The analysis, based on exit polls conducted by Voter Research & Surveys (VRS) for the major news organizations, indicated that in Perot's absence, only Ohio would have have shifted from the Clinton column to the Bush column. This would still have left Clinton with a healthy 349-to-189 majority in the electoral college.
And even in Ohio, the hypothetical Bush "margin" without Perot in the race was so small that given the normal margin of error in polls, the state still might have stuck with Clinton absent the Texas billionaire.
In most states, the second choices of Perot voters only reinforced the actual outcome. For example, California, New York, Illinois and Oregon went to Clinton by large margins, and Perot voters in those states strongly preferred Clinton to Bush.
On the other hand, Texas and Florida went to Bush, and Perot supporters in those states preferred Bush to Clinton. In Texas, home state to both Bush and Perot, the billionaire took about three votes from Bush for every two he took from Clinton.
Only in a few southern states that Clinton carried -- notably Tennessee -- did the majority of Perot supporters go against the grain and prefer Bush to the Democratic nominee.
The analysis of Perot's electoral college impact was conducted by VRS at the request of The Washington Post. In 24 state exit polls, voters were asked how they would have voted had Perot not been on the ballot.

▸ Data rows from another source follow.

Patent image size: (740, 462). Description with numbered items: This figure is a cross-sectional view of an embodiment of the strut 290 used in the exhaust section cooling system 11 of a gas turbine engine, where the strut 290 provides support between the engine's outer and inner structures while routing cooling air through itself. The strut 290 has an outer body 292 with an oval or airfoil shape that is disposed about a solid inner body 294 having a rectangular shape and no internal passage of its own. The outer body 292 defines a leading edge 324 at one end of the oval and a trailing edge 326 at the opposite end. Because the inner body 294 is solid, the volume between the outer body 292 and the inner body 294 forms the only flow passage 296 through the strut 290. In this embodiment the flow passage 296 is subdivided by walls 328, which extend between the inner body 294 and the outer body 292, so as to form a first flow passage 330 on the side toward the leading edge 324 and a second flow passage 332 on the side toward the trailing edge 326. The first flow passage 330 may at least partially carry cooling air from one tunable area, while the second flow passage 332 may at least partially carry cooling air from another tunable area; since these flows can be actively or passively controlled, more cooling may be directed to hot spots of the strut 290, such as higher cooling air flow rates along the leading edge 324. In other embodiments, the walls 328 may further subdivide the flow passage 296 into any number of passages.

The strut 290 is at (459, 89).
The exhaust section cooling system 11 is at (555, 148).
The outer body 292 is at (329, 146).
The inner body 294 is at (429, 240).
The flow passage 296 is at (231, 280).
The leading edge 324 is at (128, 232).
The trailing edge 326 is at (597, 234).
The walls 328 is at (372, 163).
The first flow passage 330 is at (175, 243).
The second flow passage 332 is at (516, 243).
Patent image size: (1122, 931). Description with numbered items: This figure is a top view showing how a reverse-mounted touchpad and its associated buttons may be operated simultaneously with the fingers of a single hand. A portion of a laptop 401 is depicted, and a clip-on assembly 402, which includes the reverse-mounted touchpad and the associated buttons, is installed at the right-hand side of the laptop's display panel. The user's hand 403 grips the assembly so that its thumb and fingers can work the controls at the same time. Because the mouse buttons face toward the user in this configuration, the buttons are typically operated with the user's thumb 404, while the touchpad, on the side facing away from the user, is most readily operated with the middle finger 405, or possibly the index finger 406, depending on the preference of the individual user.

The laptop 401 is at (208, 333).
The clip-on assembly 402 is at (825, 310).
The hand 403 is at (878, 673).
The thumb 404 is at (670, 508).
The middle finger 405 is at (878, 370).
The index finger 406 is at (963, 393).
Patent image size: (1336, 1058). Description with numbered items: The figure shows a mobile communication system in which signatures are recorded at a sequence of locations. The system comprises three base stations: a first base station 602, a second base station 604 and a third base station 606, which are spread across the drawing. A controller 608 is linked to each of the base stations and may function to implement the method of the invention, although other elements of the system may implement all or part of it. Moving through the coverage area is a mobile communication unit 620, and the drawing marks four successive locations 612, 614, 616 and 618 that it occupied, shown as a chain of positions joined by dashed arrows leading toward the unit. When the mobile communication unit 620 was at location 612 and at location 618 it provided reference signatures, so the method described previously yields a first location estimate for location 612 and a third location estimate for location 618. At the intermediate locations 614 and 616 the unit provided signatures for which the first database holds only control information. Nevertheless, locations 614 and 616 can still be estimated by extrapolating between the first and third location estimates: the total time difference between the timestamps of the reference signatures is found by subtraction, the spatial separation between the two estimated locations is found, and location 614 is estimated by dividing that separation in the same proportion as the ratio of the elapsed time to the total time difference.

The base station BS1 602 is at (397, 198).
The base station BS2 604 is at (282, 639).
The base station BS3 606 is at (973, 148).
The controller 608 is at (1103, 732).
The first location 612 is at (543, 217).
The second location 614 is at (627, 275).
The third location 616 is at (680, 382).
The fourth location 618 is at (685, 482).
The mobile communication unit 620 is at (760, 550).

This question was also asked in a nationwide exit poll. In the 26 states (and the District of Columbia) where the Perot second-choice question was not asked, regional estimates of the Perot second preferences were applied to see how the independent might have tipped the outcome.
In the nationwide popular vote, Clinton's margin over Bush would have been about the same without Perot in the contest.
In the actual vote, Clinton won 43.7 million popular votes to 38.2 million for Bush and 19.2 million for Perot.
According to the VRS estimate, without Perot in the race, Clinton would have won 51.4 million to 45.6 million for Bush. Total turnout would have been smaller, because many Perot supporters said they would not have voted if the independent had not run.
While an analysis of exit polls can help in determining the impact of Perot on Election Day, it cannot answer questions about Perot's impact on the overall direction of the campaign. These include whether Perot helped Clinton by directing so much of his early fire at Bush or whether he helped Bush by reentering the contest at a point when Clinton enjoyed a substantial advantage.
Nor can the polls determine with certainty where Perot backers would ultimately have landed had Perot not revived his candidacy in October.
But the analysis does suggest that enough Perot voters were opposed to Bush that without the independent in the race, Clinton would have secured an absolute majority of both the popular and the electoral vote.
What if Ross Perot's name had not been on the ballot Tuesday? Exit polling data shows that only one state -- Ohio, with 21 electoral votes -- would have gone for President Bush instead of Bill Clinton.
In most states, voters would have switched to the candidate that carried their home state.
Most Perot voters would have voted for Bush in:
Ariz., Fla., Ga., Ind., N.H., N.J., N.C., Ohio, Tenn., Tex.
Most Perot voters would have voted for Clinton in:
Calif., Colo., Conn., Ill., Ky., La., Mich., Minn., Mo., N.Y., Ore., Pa., Wash., Wis.